By Joseph Shapiro
I entered the windowless room in the basement of a Midwestern hospital and appeared before a government-sponsored "death panel."
The woman in a pink coat over black slacks asked pointed questions about whether I'd want tube feedings or to be on a respirator.
OK, it wasn't really a "government death panel." You know from the flurry of controversy earlier this year that there's really no such thing.
But I did meet in that windowless room with Laura Kaufmann, a chaplain at Gundersen Lutheran Health System in La Crosse, Wisconsin. She's part of the Respecting Choices program and she helped me fill out an advance care directive.
This is routine practice in La Crosse. Nearly every adult in La Crosse--96 percent of them--dies with a completed advance directive, by far the highest rate in the country. But the Mississippi River city's success helped set off this summer's fears about government rationing of health care at the end of life. Listen to my report about advance directives there on Monday's All Things Considered.
Kaufmann and I sat around a small, round table. She came with an 11-page "power of attorney for health-care document." Over the next hour, she helped me think through questions like who I'd want to be my "health-care agent" who would understand my wishes at the end of life and who could make decisions for me if I were no longer capable.
She helped me with the question that asks "if I reach a point where it is reasonably certain that I will not recover my ability to interact meaningfully with myself, my family, friends, and environment," would I want to stop treatments to keep me alive. The form lists several: "tube feedings, IV hydration, respirator/ventilator, CPR, and antibiotics."
It quickly becomes clear that these are complicated decisions. What does that mean, to "interact meaningfully," I ask Kaufmann. As someone who covers aging, and in my own family, I've met many people with dementia who don't know what year it is, or can't follow a conversation anymore. They've lost a lot. Yet they can still find enjoyment in the visit from a friend.
And what about those treatments to continue or forgo? I've got questions about all of them. I tell Kaufmann of my friend, the late Ed Roberts. He was a post-polio quadriplegic who, I've argued in the past, became one of the most important civil rights figures of the last half of the 20th century. Ed used a respirator and an iron lung to breathe, but for him they were just other things that helped him lead his life, like his wheelchair. Or, as Ed would say, the way I depend on my glasses. I also thought of a friend who died of Lou Gehrig's Disease, and who, after lots of research, decided that he wouldn't go on a respirator, a grim milestone for someone with that disease.

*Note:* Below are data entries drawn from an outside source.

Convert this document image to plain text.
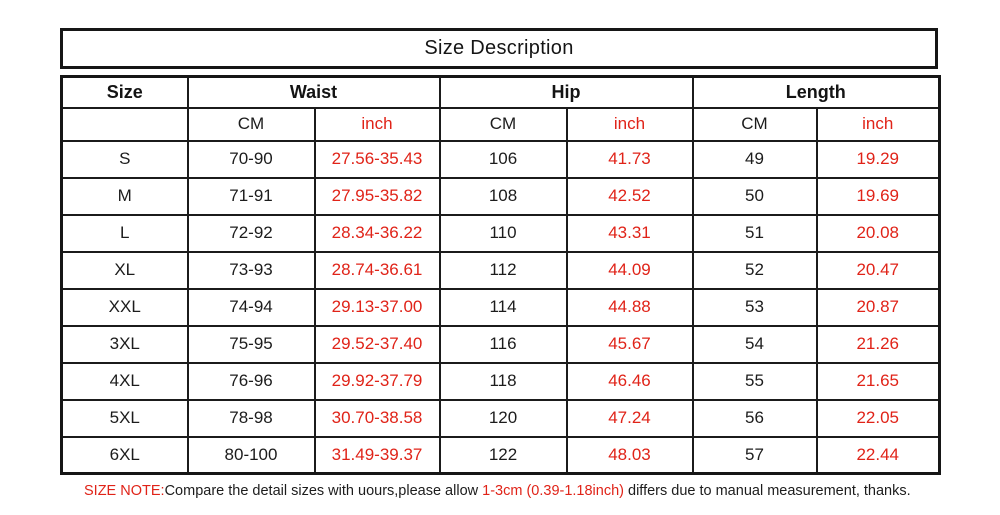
Size Description
Size	Waist		Hip		Length	
	CM	inch	CM	inch	CM	inch
S	70-90	27.56-35.43	106	41.73	49	19.29
M	71-91	27.95-35.82	108	42.52	50	19.69
L	72-92	28.34-36.22	110	43.31	51	20.08
XL	73-93	28.74-36.61	112	44.09	52	20.47
XXL	74-94	29.13-37.00	114	44.88	53	20.87
3XL	75-95	29.52-37.40	116	45.67	54	21.26
4XL	76-96	29.92-37.79	118	46.46	55	21.65
5XL	78-98	30.70-38.58	120	47.24	56	22.05
6XL	80-100	31.49-39.37	122	48.03	57	22.44
SIZE NOTE:Compare the detail sizes with uours,please allow 1-3cm (0.39-1.18inch) differs due to manual measurement, thanks.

So it helps to be able to ask these questions of Kaufmann, who's specially trained to consider them. Still, I can see why someone might distrust this kind of help. People have their own prejudices about what's proper care at the end of life--even a trained facilitator.
That's not a problem I see with Kaufmann. She explains that she's trained to listen to my thinking and how I describe my values and experiences. She's a good listener. The things she can't answer become our "homework". The next step (if I lived in La Crosse, instead of being a visitor) would be for her to find people who could talk to me in greater depth about my questions--a doctor, a medical ethicist, a nurse or some other expert.
Kaufmann says the point of the Respecting Choices is to get people thinking about the treatments they'd want at the end of life, but long before there's a health crisis. That's the key, she explains, to getting good care and getting your wishes followed.
She says what we're doing in this room needs to be just the first of continued discussions I have about my wishes--because they can change with time, experience or as I face a health crisis. "I would say it's important to revisit it every five years," she says. "Your health will change. Your won desires may change. What we want in our 40s is different than where we are in our 60s and then in our 80s."
La Crosse's near-universal use of advance directives came with an epiphany by Bud Hammes, the medical ethicist who started Respecting Choices in La Crosse. Hammes saw that it wasn't enough to hand patients a living will. They wouldn't fill them out. They give up trying to figure out these confusing issues. So Hammes got Gundersen Lutheran to train its chaplains like Kauffman, as well as nurses, social workers--and ministers, lawyers and others in the community--to help people understand and make those choices.
But all this costs money. Medicare doesn't reimburse Gundersen Lutheran for the time its nurses, chaplains and social workers spend on this. That's where Congress came in. Members included provisions in the health care bills to reimburse health systems for the kind of periodic and continued end-of-life discussions with patients that are routine in La Crosse. That's what set off the alarms about death panels and rationing of care at the end-of-life. The Senate took the provision out of its bills. But there's a version in the bill that was passed by the House of Representatives.